В последнее десятилетие своей жизни художник, как мне представляется, остро переживал непонимание в профессиональных кругах. Сверстников-соратников, заматеревших в своем понимании «высокого», он шокировал своим жанровым и даже аксиологическим нигилизмом: всеми этими тюрликами, результатом «неравного брака» почти фельетонного жанризма и danse macabre («На троих», 1998, частное собрание, Москва). «Оттягивался», говоря молодежным языком, на натюрмортах: как бы вспоминая былые упреки профессиональных собратьев в живописном однообразии и сухости, выдавал серии феерических по цвето-пластической мощи образцов жанра. Но и тут не мог отказать себе в некотором подвохе. Нет-нет да и пародировал сложившийся в позднесоветской культуре жанр «деревенского натюрморта», всегда имевшего критическую по отношению к «космополитическому экспериментаторству» подоплеку. На выкрутасы всякий способен, а ты поди напиши как следует подлинные ценности: каравай, кринку с молоком, корзину, самовар, чайную посуду… Коржев и писал, добиваясь потрясающей материальности, а потом вдруг ернически заставлял один самый правильный чайник гоголем пройтись перед строем других – начальничек! Или с такой убедительной предметностью писал серп и молот (молоток), что они вдруг теряли символический груз герба и просто тяжело ложились на стол, как вещи бытового обихода.

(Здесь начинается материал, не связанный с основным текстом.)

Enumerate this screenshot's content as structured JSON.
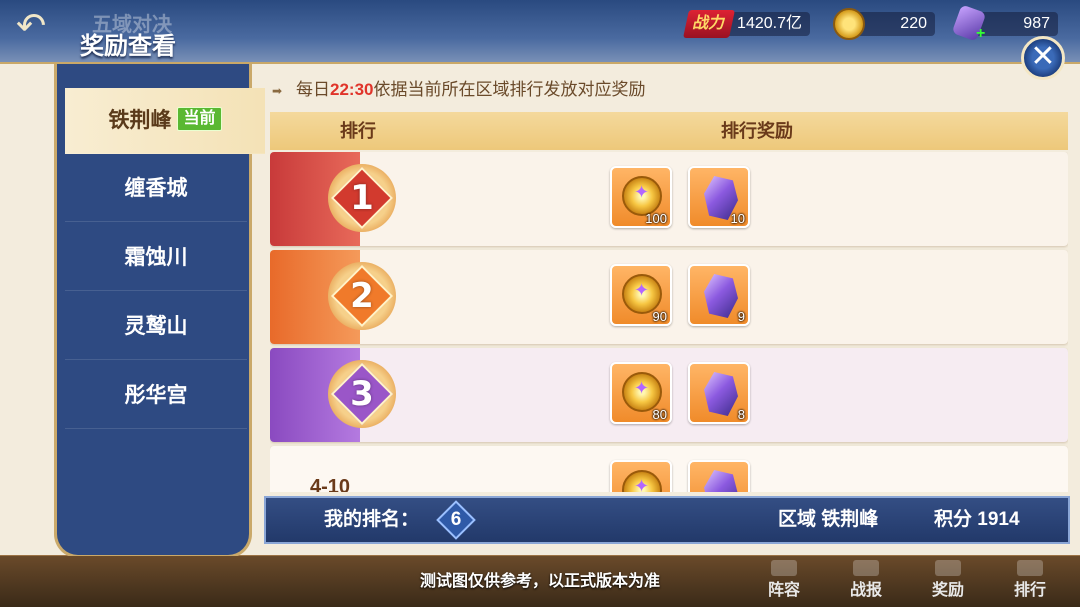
{
  "header": {
    "prev_title": "五域对决",
    "title": "奖励查看",
    "power_label": "战力",
    "power_value": "1420.7亿",
    "gold_value": "220",
    "gem_value": "987",
    "gem_plus": "+",
    "back_glyph": "↶",
    "close_glyph": "✕"
  },
  "sidebar": {
    "items": [
      {
        "label": "铁荆峰",
        "badge": "当前",
        "active": true
      },
      {
        "label": "缠香城"
      },
      {
        "label": "霜蚀川"
      },
      {
        "label": "灵鹫山"
      },
      {
        "label": "彤华宫"
      }
    ]
  },
  "notice": {
    "arrow": "➡",
    "prefix": "每日",
    "time": "22:30",
    "suffix": "依据当前所在区域排行发放对应奖励"
  },
  "table": {
    "col_rank": "排行",
    "col_reward": "排行奖励",
    "rows": [
      {
        "rank": "1",
        "coin_qty": "100",
        "gem_qty": "10"
      },
      {
        "rank": "2",
        "coin_qty": "90",
        "gem_qty": "9"
      },
      {
        "rank": "3",
        "coin_qty": "80",
        "gem_qty": "8"
      },
      {
        "rank": "4-10",
        "coin_qty": "",
        "gem_qty": ""
      }
    ]
  },
  "my_rank": {
    "label": "我的排名：",
    "value": "6",
    "region_label": "区域 铁荆峰",
    "score_label": "积分 1914"
  },
  "bottom": {
    "disclaimer": "测试图仅供参考，以正式版本为准",
    "nav": [
      {
        "label": "阵容"
      },
      {
        "label": "战报"
      },
      {
        "label": "奖励"
      },
      {
        "label": "排行"
      }
    ]
  },
  "colors": {
    "rank1": "#d8453e",
    "rank2": "#f07a2a",
    "rank3": "#9a56c8",
    "highlight": "#e0342a"
  }
}
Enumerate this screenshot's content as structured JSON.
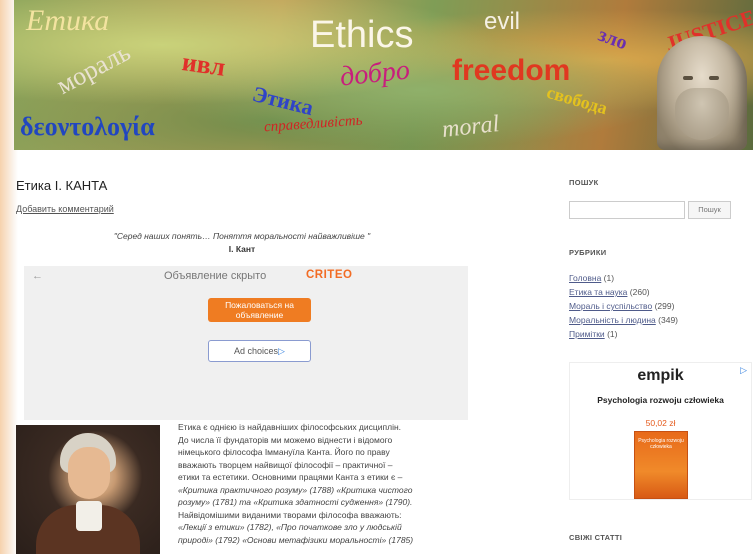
{
  "banner": {
    "words": {
      "etyka": "Етика",
      "moral_ua": "мораль",
      "ethics": "Ethics",
      "evil": "evil",
      "zlo": "зло",
      "justice": "JUSTICE",
      "dobro": "добро",
      "freedom": "freedom",
      "svoboda": "свобода",
      "etyka_small": "Этика",
      "deontology": "δεοντολογία",
      "spravedlyvist": "справедливість",
      "moral_en": "moral",
      "red_word": "ивл"
    }
  },
  "post": {
    "title": "Етика І. КАНТА",
    "comment_link": "Добавить комментарий",
    "quote": "\"Серед наших понять… Поняття моральності найважливіше \"",
    "quote_author": "І. Кант",
    "paragraph_lines": [
      "Етика є однією із найдавніших філософських дисциплін.",
      "До числа її фундаторів ми можемо віднести і відомого",
      "німецького філософа Іммануїла Канта. Його по праву",
      "вважають творцем найвищої філософії – практичної –",
      "етики та естетики. Основними працями Канта з етики є –",
      "«Критика практичного розуму» (1788) «Критика чистого",
      "розуму» (1781) та «Критика здатності судження» (1790).",
      "Найвідомішими виданими творами філософа вважають:",
      "«Лекції з етики» (1782), «Про початкове зло у людській",
      "природі» (1792) «Основи метафізики моральності» (1785)"
    ]
  },
  "ad": {
    "back_arrow": "←",
    "hidden_text": "Объявление скрыто",
    "criteo": "CRITEO",
    "report_button": "Пожаловаться на объявление",
    "ad_choices": "Ad choices"
  },
  "sidebar": {
    "search_heading": "ПОШУК",
    "search_button": "Пошук",
    "rubrics_heading": "РУБРИКИ",
    "categories": [
      {
        "label": "Головна",
        "count": "(1)"
      },
      {
        "label": "Етика та наука",
        "count": "(260)"
      },
      {
        "label": "Мораль і суспільство",
        "count": "(299)"
      },
      {
        "label": "Моральність і людина",
        "count": "(349)"
      },
      {
        "label": "Примітки",
        "count": "(1)"
      }
    ],
    "promo": {
      "logo": "empik",
      "product": "Psychologia rozwoju człowieka",
      "price": "50,02 zł",
      "book_title": "Psychologia rozwoju człowieka"
    },
    "fresh_heading": "СВІЖІ СТАТТІ"
  }
}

Не сложились в то время и отношения Коржева с новой аудиторией, настроенной на волну перемен, в том числе и в искусстве. Современниками осталась непонятой в полной мере его внутренняя, обусловившая драматическое развитие коржевской сюжетики полемика с официально-оптимистической картиной мира. Эта полемика проходит не по политической линии (поэтому художник никогда не пользовался вниманием со стороны политизированного андеграунда). Она проходит по линии цивилизационной. Разбивается оземь первый русский летун («Егорка-летун», 1976–1980, ГТГ), беззащитные люди гибнут на войне («Заслон», 1967, КНМРИ), в городских катастрофах («Наезд», 1980–1990, собрание семьи художника), спиваются («Адам Алексеевич и Ева Петровна», 1996–1998, частное собрание, Москва), деградируют. Последнее – важный момент позднего творчества Коржева. Собственно, его серия «Мутанты» («Тюрлики») – крайнее проявление деградации, прошедшей точку невозврата. Это «последнее предупреждение» художника, глубоко разочарованного состоянием общества. Он пытался захватить социально-нравственную деградацию на том ее отрезке, когда еще возможно выздоровление. Когда событие сюжета еще обладает потенциалом развития («Встань, Иван!»). Но чаще его диагнозы становились все более безнадежными. Художник избегал политических обобщений, хотя, видимо, уже не питал иллюзий по поводу будущности советского проекта в целом.